54.Bölüm Hatice

9.9K 916 84
                                    

Günler evden dışarı çıkmayan  Hatice için garip bir sakinlikle geçip giderken , Levent için aynı durum geçerli değildi .
Adamın ruh halide , işleri de  karışmıştı.
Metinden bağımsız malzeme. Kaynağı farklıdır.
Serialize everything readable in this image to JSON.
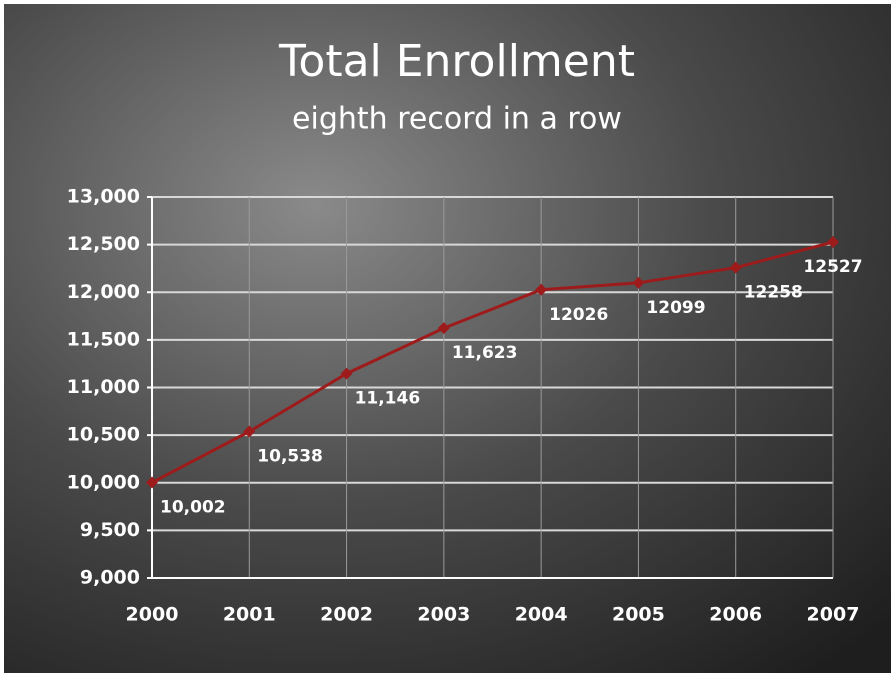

Annesinin yokluğuna alışamamış, acısını tap taze kalbinin köşesinde duruyor.
Bazen nefes alamayacak kadar canını yakıyordu .
Bu rağmen Levent biraz olsun aklından çıkarmak için işin başına görevine dönmüştü.
Kalbi unutmayacak olsada aklını meşgul etmeye ihtiyacı vardı.
Gelecek ile ilgili be yapması gerektiğini dahi düşünmek istemiyordu.

Halil Kozan'ın ,felç geçirmesinden sonra adamın yakalamak için aylarını hatta yıllarını verdiği kaçakçılık şebekesini hala tam olarak çökertememişti.
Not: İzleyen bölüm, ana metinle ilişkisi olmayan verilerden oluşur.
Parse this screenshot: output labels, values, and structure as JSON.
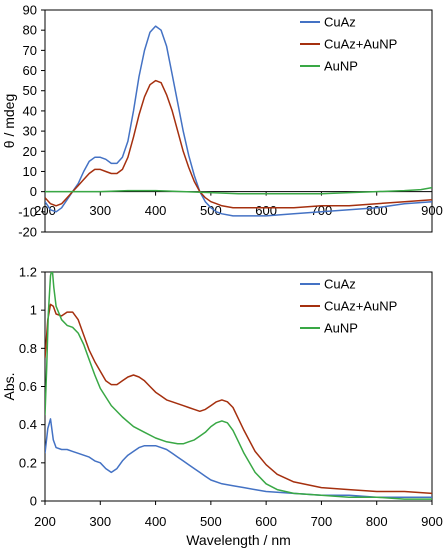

Annesinin ölümü ,Belma'nın gelişi ve mahallede alıp başını giden Hatice ile hakkında çıkan dedikodularla genç adam nasıl başa çıkacağını artık bilmiyordu.
Bazen oğlunu alıp her şeyi herkesi arkasında bırakıp buralardan  çekip gitmek isteği ağır bassa da Can ve Hatice'nin gözlerinin önüne gelen anne oğul görüntüsü ile vazgeçiyordu.

Hatice ...
Ah Hatice o artık adamın artık çıkmaz sokağı olmuştu.
Ayyuka çıkan dedikodular yüzünden evlenmeleri en doğrusu olurdu ama kimsenin zoru ile Hatice'yi bir evin içine hapsetmek , kalbindeki yaralara yenisini açan olmak istemiyordu.

Aklında onunla ilgili gelecekte  evlenme isteği olsada kadının yeni çıktığı yangından sonra bir adamı sevmeye, yuva kurmaya hazır olmadığının da bilinciydedi.

Levent ,çocuğuna annelik ,kendisine yoldaşlık yapan Hatice'nin sevgisini de istiyordu.
Şefkat,minnet hatta yol arkadaşı sevgisi genç adam için  çoktan yerini almıştı artık bir kadın gibi görüp beğenmeye dönmüştü  farkında değili.

Annesi ile hastanede kaldığı günlerde bile oğlu ile birlkte Hatice ve Leyla'yı da özlemişti.
Onun hazırladığı sofrada aile gibi hissetmeyi seviyordu.
Çocukluğunun huzuru , annesinin kokusu gibiydi .
Hissettiklerinin aşk olmadığını düşünüyordu çünkü Hatice ile yapmak istediği evlilik Belma ile yaşadıklarından farklıydı.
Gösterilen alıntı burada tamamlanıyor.